Questo slogan, inciso su un muro nel 1953 da Guy Debord, teorico del movimento situazionista, ha fatto all’epoca parte delle rivendicazioni delle correnti rivoluzionarie più radicali. In effetti Debord ha ripreso un tema già tratteggiato da Paul Lafargue, il genero di Marx, nel suo famoso libello Il diritto alla pigrizia. In modo significativo la parola d’ordine è stata affissa, lo scorso 8 febbraio, sui cartelli dei manifestanti ostili alla riforma delle pensioni, tanto che Sandrine Rousseau, sempre interessata a farsi notare, ha fatto il possibile per introdurla all’interno dell’Assemblea nazionale. Parliamoci chiaro: la riforma delle pensioni, appena passata, è stata mal progettata, mal venduta, imposta nel peggior momento e nel peggior modo. Che sia necessario che si rinunci a tutto ciò è assurdo, così come sarebbe aberrante concludere che sia necessario “decostruire” l’idea stessa di lavoro. Ma è questo che ci propone oggigiorno un’ultrasinistra ecologista che vuole riabilitare il “diritto alla pigrizia” in una prospettiva vicina a quella di Lafargue. Ecco, per la cronaca, ciò che quest’ultimo diceva dalla prigione nel 1883, lamentandosi contro la “follia di una classe operaia” a cui rimproverava di rivendicare, dal 1848, un “diritto al lavoro” anziché esigere la sua abolizione: “Questa follia è l’amore per il lavoro, la moribonda passione per il lavoro, spinta fino all’esaurimento delle forze vitali dell’individuo e della sua progenie. Invece di reagire contro questa aberrazione mentale, i preti, gli economisti, i moralisti, hanno santificato il lavoro. Uomini ciechi e limitati, essi hanno voluto essere più savi del loro Dio; deboli e spregevoli, hanno voluto rabilitare ciò che il loro Dio aveva maledetto. […] In essa [la società capitalistica N.d.T.], il lavoro è la causa di ogni degenerazione intellettuale, di ogni deformazione organica”.1 E Lafargue, sebbene fosse marxista, materialista e ateo convinto, citava, al fine di mettere i suoi avversari di fronte alle proprie contraddizioni, i discorsi tenuti da Gesù sulla montagna: “Osservate come crescono i gigli del campo: non lavorano e non filano. Eppure io vi dico che neanche Salomone, con tutta la sua gloria, vestiva come uno di loro”.
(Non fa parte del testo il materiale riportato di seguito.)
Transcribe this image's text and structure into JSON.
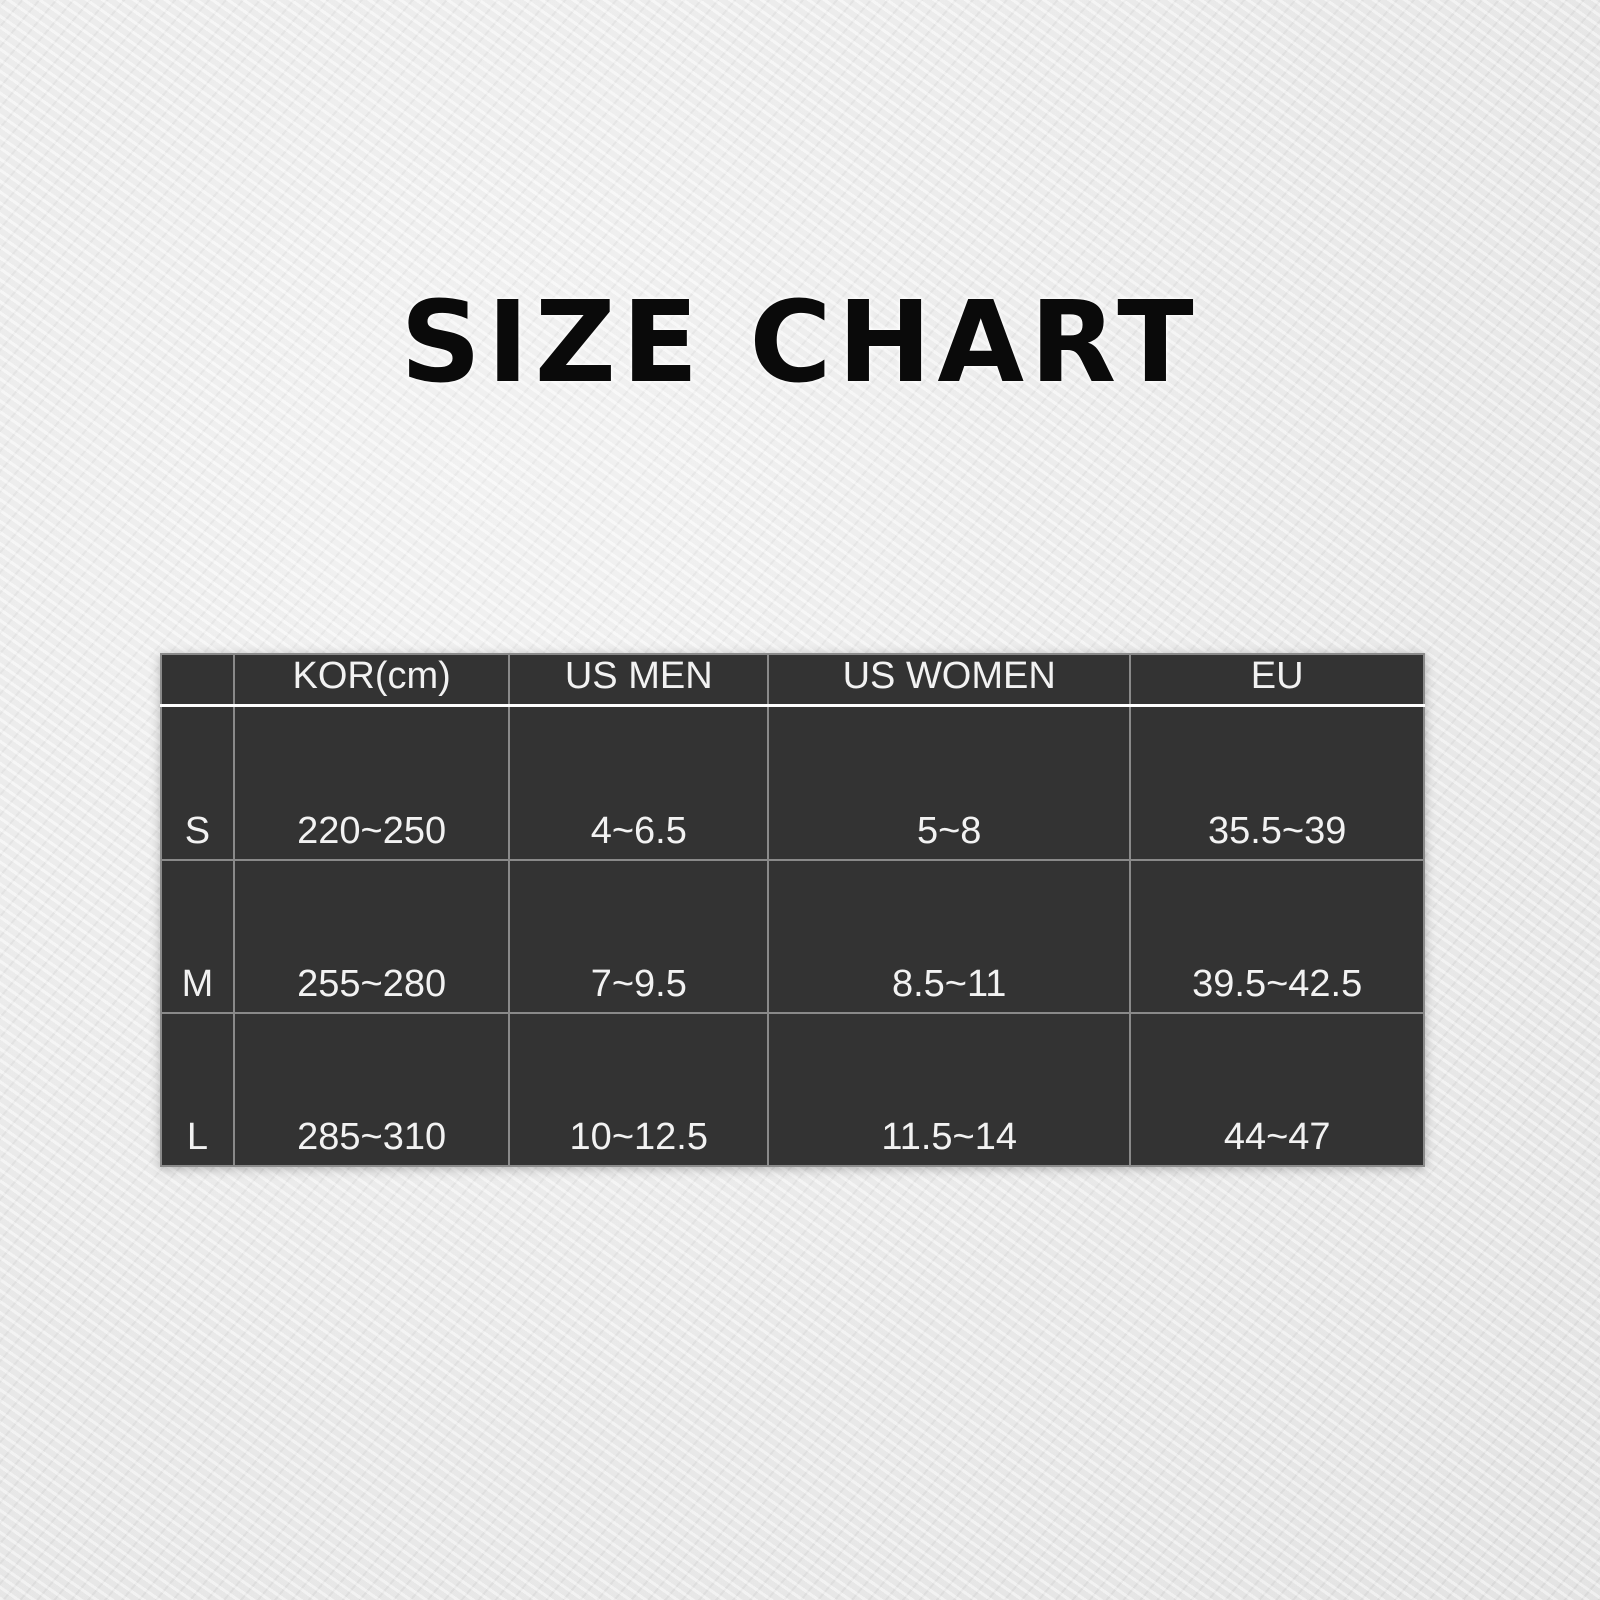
{
  "title": "SIZE CHART",
  "table": {
    "headers": [
      "",
      "KOR(cm)",
      "US MEN",
      "US WOMEN",
      "EU"
    ],
    "rows": [
      [
        "S",
        "220~250",
        "4~6.5",
        "5~8",
        "35.5~39"
      ],
      [
        "M",
        "255~280",
        "7~9.5",
        "8.5~11",
        "39.5~42.5"
      ],
      [
        "L",
        "285~310",
        "10~12.5",
        "11.5~14",
        "44~47"
      ]
    ]
  },
  "colors": {
    "table_bg": "#333333",
    "text": "#f2f2f2",
    "title": "#0a0a0a"
  }
}
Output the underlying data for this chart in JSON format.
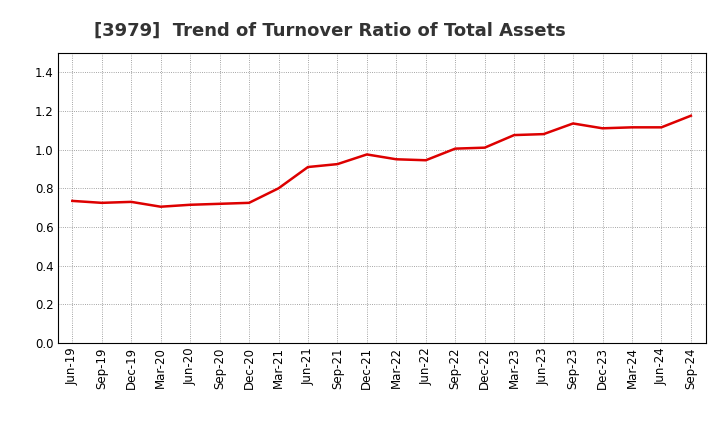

In un recente libro (Ne travaillez jamais. La critique du travail en France de Charles Fourier à Guy Debord, delle edizioni Crise & Critique) Alastair Hemmens, un adepto della corrente neomarxista della critica del valore (WertKritik), un movimento sia ecologista che rivoluzionario nato in Germania negli anni Ottanta, riprende questi temi e li adatta al contesto attuale, quello di un anticapitalismo radicale che alimenta in tutta Europa, ogni anno sempre di più, una critica violenta non delle condizioni del lavoro ma bene e meglio, come in Lafargue, del lavoro in quanto tale. Secondo i teorici della critica del valore (si veda il loro Manifesto contro il lavoro, delle edizioni Crise & Critique), esistono in effetti due tipi di anticapitalismo. Il primo, supportato dalla sinistra tradizionale e dal marxismo “volgare”, che mira a migliorare le condizioni del lavoro: questo parla di fatica, di precarietà, di remunerazione, di orari, d’autonomia, ecc., e supplica per la loro “riappropriazione” da parte dei lavoratori. Il secondo, quello che dovrebbe difendere un movimento realmente rivoluzionario, guarda al lavoro in quanto tale. La sua tesi principale è che, in seno alla globalizzazione liberale, la produzione di valore non è più un mezzo destinato al sostegno della vita umana, ma un fine in sé. Poco importa che produciamo delle automobili, dei medicinali, delle verdure o dei vestiti, ciò che conta, nel capitalismo, è che il lavoro, ormai separato dalla propria utilità reale e astratto da tutti i contenuti concreti, trasformi 100 euro in 110 euro! Le imprese produrrebbero così del valore per il valore, del denaro per il denaro e, come la produzione universale rende questo processo inarrestabile, il lavoro, oramai denudato di tutte le finalità umane, conduce alla distruzione del pianeta. È questa critica che anima oggigiorno le frange più violente dell’ecologia “decrescente”. È anche quella che spiega in parte il big quit e il quiet quit come ostilità a tutta la riforma delle pensioni. Qualsiasi cosa se ne pensi (per quanto mi riguarda, niente di buono…) è meglio comprenderla se gli si vuole rispondere. Vi ritornerò nella mia prossima rubrica.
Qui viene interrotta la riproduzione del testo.